The literature shows that there is a serious problem at the heart of biomolecular simulation: it cannot reliably predict the structure and dynamics of proteins in aqueous solution. Thus, molecular dynamics simulation cannot usefully complement experiment while studying the onset of Alzheimer's disease. Popular force fields do not reliably reproduce the misfolding and aggregation of the intrinsically disordered amyloid beta peptide. Remedies usually add or take away ill-defined energy terms or repeatedly re-parameterise. Because this strategy has not solved the problem, force field architecture needs to be
overhauled. We propose FFLUX, a truly novel force field, that is much closer to the underlying quantum reality and one that "sees the electrons". FFLUX exploits a parameter-free definition of an atom inside a system. Using machine learning FFLUX learns how atomic energies, charges and multipole moments vary with the surrounding atoms' geometry. As such it captures all polarisation and many-body effects, as well as charge transfer, in one streamlined scheme. The approach avoids perturbation theory and thus benefits from a clear treatment of short-range interactions. Moreover, FFLUX breaks free from the rigid-body constraints of advanced polarisable force fields. The well-defined atom at the heart of FFLUX enables physics-based machine learning. It uses kriging instead of neural nets, thereby reducing the training data size.
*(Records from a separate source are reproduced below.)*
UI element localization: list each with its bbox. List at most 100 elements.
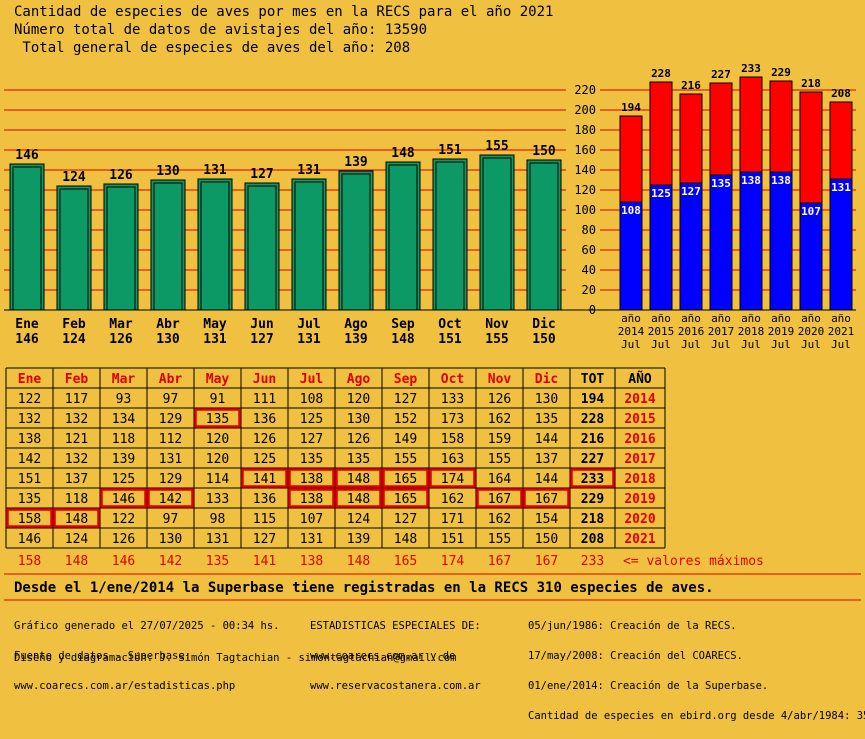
table-tot-cell: 208 bbox=[581, 532, 605, 547]
monthly-bar-inner bbox=[435, 161, 465, 311]
month-label: Mar bbox=[109, 317, 133, 332]
table-cell: 130 bbox=[535, 392, 558, 407]
month-label: Jun bbox=[250, 317, 273, 332]
monthly-value-label: 127 bbox=[250, 167, 273, 182]
month-label: Feb bbox=[62, 317, 86, 332]
year-axis-month: Jul bbox=[801, 338, 821, 351]
table-year-cell: 2019 bbox=[624, 492, 655, 507]
monthly-bar bbox=[338, 170, 374, 311]
table-cell: 126 bbox=[253, 432, 276, 447]
yearly-july-bar bbox=[709, 174, 733, 311]
table-cell: 135 bbox=[535, 412, 558, 427]
max-cell-highlight bbox=[147, 488, 194, 508]
table-cell: 130 bbox=[347, 412, 370, 427]
table-cell: 132 bbox=[18, 412, 41, 427]
year-axis-year: 2019 bbox=[768, 325, 795, 338]
y-tick-label: 140 bbox=[574, 163, 596, 177]
chart-title: Cantidad de especies de aves por mes en … bbox=[14, 4, 554, 20]
monthly-value-label: 150 bbox=[532, 144, 556, 159]
table-tot-cell: 218 bbox=[581, 512, 605, 527]
table-cell: 158 bbox=[441, 432, 464, 447]
table-header-cell: Jun bbox=[253, 372, 276, 387]
table-header-cell: Ago bbox=[347, 372, 371, 387]
monthly-bar-inner bbox=[247, 185, 277, 311]
month-value-label: 127 bbox=[250, 332, 273, 347]
yearly-total-bar bbox=[709, 82, 733, 176]
table-cell: 162 bbox=[488, 512, 511, 527]
max-cell-highlight bbox=[100, 488, 147, 508]
yearly-total-label: 227 bbox=[711, 68, 731, 81]
table-cell: 124 bbox=[65, 532, 89, 547]
table-tot-cell: 229 bbox=[581, 492, 604, 507]
table-header-cell: AÑO bbox=[628, 371, 652, 387]
yearly-total-label: 228 bbox=[651, 67, 671, 80]
year-axis-month: Jul bbox=[681, 338, 701, 351]
month-value-label: 124 bbox=[62, 332, 86, 347]
table-cell: 97 bbox=[163, 512, 179, 527]
year-axis-year: 2016 bbox=[678, 325, 705, 338]
table-cell: 122 bbox=[112, 512, 135, 527]
year-axis-word: año bbox=[681, 312, 701, 325]
monthly-bar bbox=[103, 183, 139, 311]
monthly-value-label: 124 bbox=[62, 170, 86, 185]
year-axis-word: año bbox=[801, 312, 821, 325]
yearly-july-bar bbox=[739, 171, 763, 311]
table-cell: 136 bbox=[253, 492, 276, 507]
table-cell: 171 bbox=[441, 512, 464, 527]
total-species-line: Total general de especies de aves del añ… bbox=[14, 40, 411, 56]
yearly-july-label: 125 bbox=[651, 187, 671, 200]
yearly-july-bar bbox=[619, 201, 643, 311]
y-tick-label: 20 bbox=[582, 283, 596, 297]
table-cell: 162 bbox=[488, 412, 511, 427]
table-cell: 137 bbox=[535, 452, 558, 467]
month-value-label: 148 bbox=[391, 332, 415, 347]
yearly-total-label: 194 bbox=[621, 101, 641, 114]
table-cell: 138 bbox=[300, 492, 323, 507]
month-value-label: 151 bbox=[438, 332, 462, 347]
yearly-july-label: 138 bbox=[771, 174, 791, 187]
yearly-total-bar bbox=[739, 76, 763, 173]
max-cell-highlight bbox=[523, 488, 570, 508]
footer-superbase-created: 01/ene/2014: Creación de la Superbase. bbox=[528, 680, 769, 692]
table-cell: 152 bbox=[394, 412, 417, 427]
max-cell-highlight bbox=[288, 468, 335, 488]
max-cell-highlight bbox=[429, 468, 476, 488]
table-cell: 155 bbox=[488, 452, 511, 467]
table-cell: 127 bbox=[300, 432, 323, 447]
yearly-total-label: 229 bbox=[771, 66, 791, 79]
y-tick-label: 0 bbox=[589, 303, 596, 317]
total-sightings-line: Número total de datos de avistajes del a… bbox=[14, 22, 428, 38]
table-cell: 129 bbox=[159, 472, 182, 487]
table-cell: 127 bbox=[394, 392, 417, 407]
table-cell: 98 bbox=[210, 512, 226, 527]
month-value-label: 131 bbox=[297, 332, 321, 347]
table-cell: 135 bbox=[300, 452, 323, 467]
max-value: 167 bbox=[488, 554, 511, 569]
year-axis-word: año bbox=[651, 312, 671, 325]
table-cell: 121 bbox=[65, 432, 88, 447]
month-label: Ago bbox=[344, 317, 368, 332]
y-tick-label: 160 bbox=[574, 143, 596, 157]
table-cell: 154 bbox=[535, 512, 559, 527]
year-axis-month: Jul bbox=[771, 338, 791, 351]
table-cell: 146 bbox=[112, 492, 135, 507]
table-header-cell: Sep bbox=[394, 372, 418, 387]
table-cell: 167 bbox=[488, 492, 511, 507]
month-value-label: 131 bbox=[203, 332, 227, 347]
table-cell: 120 bbox=[347, 392, 370, 407]
year-axis-word: año bbox=[621, 312, 641, 325]
table-cell: 134 bbox=[112, 412, 136, 427]
max-cell-highlight bbox=[382, 468, 429, 488]
table-cell: 132 bbox=[65, 412, 88, 427]
year-axis-month: Jul bbox=[651, 338, 671, 351]
table-cell: 138 bbox=[300, 472, 323, 487]
y-tick-label: 80 bbox=[582, 223, 596, 237]
yearly-july-label: 135 bbox=[711, 177, 731, 190]
table-tot-cell: 194 bbox=[581, 392, 605, 407]
monthly-value-label: 131 bbox=[203, 163, 227, 178]
monthly-bar-inner bbox=[388, 164, 418, 311]
yearly-july-bar bbox=[649, 184, 673, 311]
monthly-bar-inner bbox=[294, 181, 324, 311]
max-cell-highlight bbox=[241, 468, 288, 488]
table-cell: 125 bbox=[300, 412, 323, 427]
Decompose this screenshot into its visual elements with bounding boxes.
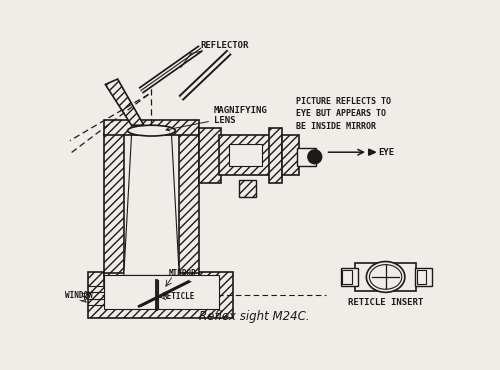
Bar (342, 270, 351, 284)
Text: MIRROR: MIRROR (168, 269, 196, 278)
Bar (220, 135, 270, 175)
Bar (282, 135, 298, 175)
Bar (297, 148, 316, 166)
Bar (228, 145, 262, 166)
Bar (355, 263, 416, 291)
Bar (268, 128, 282, 183)
Bar (104, 133, 124, 275)
Bar (88, 272, 233, 318)
Bar (104, 273, 200, 285)
Text: MAGNIFYING
LENS: MAGNIFYING LENS (166, 105, 268, 131)
Text: EYE: EYE (378, 148, 394, 157)
Ellipse shape (128, 125, 176, 136)
Polygon shape (106, 79, 144, 125)
Bar (240, 180, 256, 197)
Bar (417, 270, 426, 284)
Bar (415, 268, 432, 286)
Bar (341, 268, 358, 286)
Polygon shape (124, 135, 179, 275)
Text: Reflex sight M24C.: Reflex sight M24C. (200, 310, 310, 323)
Polygon shape (368, 149, 376, 155)
Ellipse shape (366, 262, 405, 292)
Bar (179, 133, 200, 275)
Text: RETICLE INSERT: RETICLE INSERT (348, 298, 423, 307)
Ellipse shape (370, 265, 402, 289)
Text: RETICLE: RETICLE (162, 292, 194, 302)
Text: REFLECTOR: REFLECTOR (201, 41, 249, 50)
Ellipse shape (308, 150, 322, 164)
Bar (200, 128, 221, 183)
Bar (104, 275, 220, 309)
Text: PICTURE REFLECTS TO
EYE BUT APPEARS TO
BE INSIDE MIRROR: PICTURE REFLECTS TO EYE BUT APPEARS TO B… (296, 97, 392, 131)
Bar (104, 120, 200, 135)
Text: WINDOW: WINDOW (64, 291, 92, 300)
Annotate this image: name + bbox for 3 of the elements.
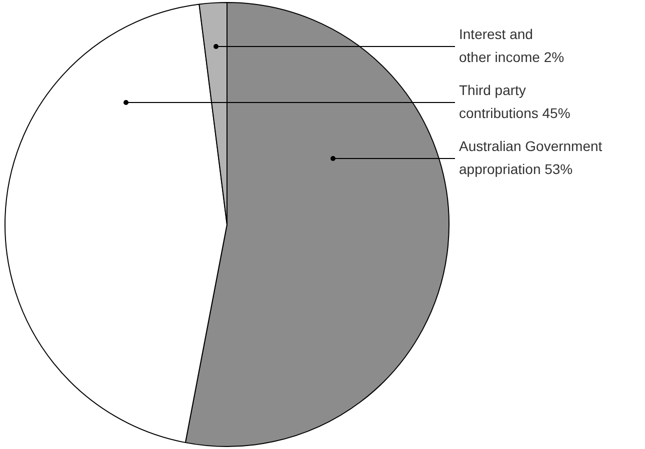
slice-label: Australian Government appropriation 53%: [459, 138, 602, 177]
slice-label: Interest and other income 2%: [459, 26, 564, 65]
slice-label: Third party contributions 45%: [459, 82, 570, 121]
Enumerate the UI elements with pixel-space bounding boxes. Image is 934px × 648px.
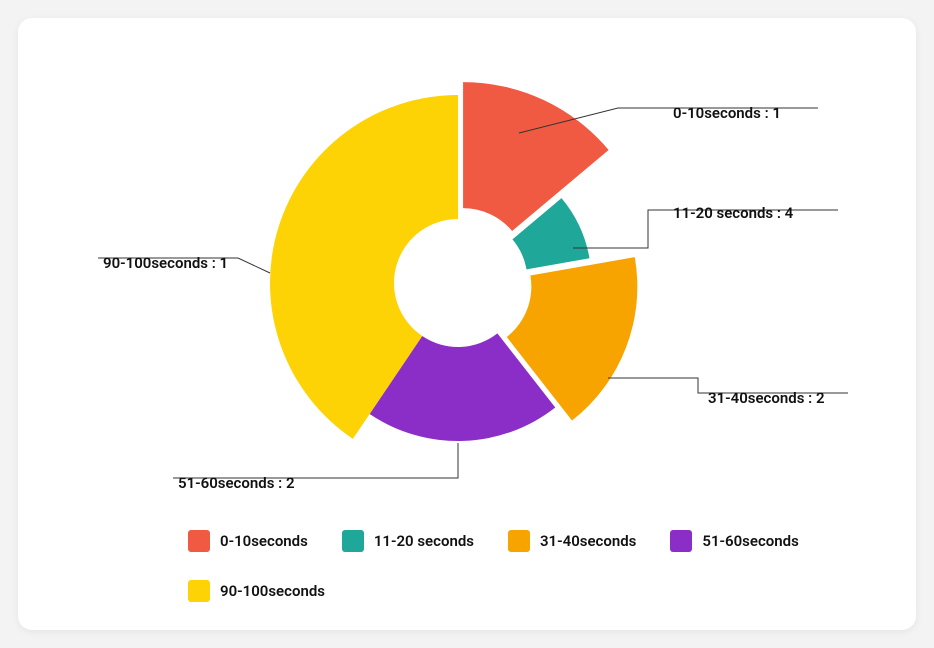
legend-swatch [670, 530, 692, 552]
legend-label: 90-100seconds [220, 582, 325, 600]
callout-s2: 31-40seconds : 2 [608, 378, 848, 407]
legend-item[interactable]: 90-100seconds [188, 580, 325, 602]
callout-label: 90-100seconds : 1 [103, 254, 228, 272]
legend-label: 11-20 seconds [374, 532, 474, 550]
callout-label: 51-60seconds : 2 [178, 474, 295, 492]
legend-swatch [188, 580, 210, 602]
legend-swatch [188, 530, 210, 552]
legend-item[interactable]: 0-10seconds [188, 530, 308, 552]
donut-chart: 0-10seconds : 1 11-20 seconds : 4 31-40sec… [18, 18, 916, 528]
callout-label: 31-40seconds : 2 [708, 389, 825, 407]
callout-s1: 11-20 seconds : 4 [573, 204, 838, 248]
chart-card: 0-10seconds : 1 11-20 seconds : 4 31-40sec… [18, 18, 916, 630]
legend-item[interactable]: 31-40seconds [508, 530, 636, 552]
legend-label: 0-10seconds [220, 532, 308, 550]
legend-label: 51-60seconds [702, 532, 798, 550]
legend: 0-10seconds 11-20 seconds 31-40seconds 51-6… [188, 530, 856, 602]
legend-label: 31-40seconds [540, 532, 636, 550]
legend-item[interactable]: 11-20 seconds [342, 530, 474, 552]
callout-label: 11-20 seconds : 4 [673, 204, 794, 222]
legend-swatch [508, 530, 530, 552]
slice-s0[interactable] [463, 82, 609, 231]
callout-s4: 90-100seconds : 1 [98, 254, 270, 273]
callout-s3: 51-60seconds : 2 [173, 443, 458, 492]
legend-item[interactable]: 51-60seconds [670, 530, 798, 552]
legend-swatch [342, 530, 364, 552]
callout-label: 0-10seconds : 1 [673, 104, 781, 122]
Our careful work plan is rooted in amino acids and water clusters, and scaled up to the solvated amyloid beta peptide via a sequence of increasingly relevant systems, both in gas-phase and in water. We will
introduce more sophisticated machine learning and implement state-of-art parallellisation on CPUs, GPUs and FPGAs, thereby offering a new user community the program DL_FFLUX. Bringing about a step change in biomolecular simulation is a huge task, even for this type of grant, but feasible as evidenced by proofs-of-concept from our group.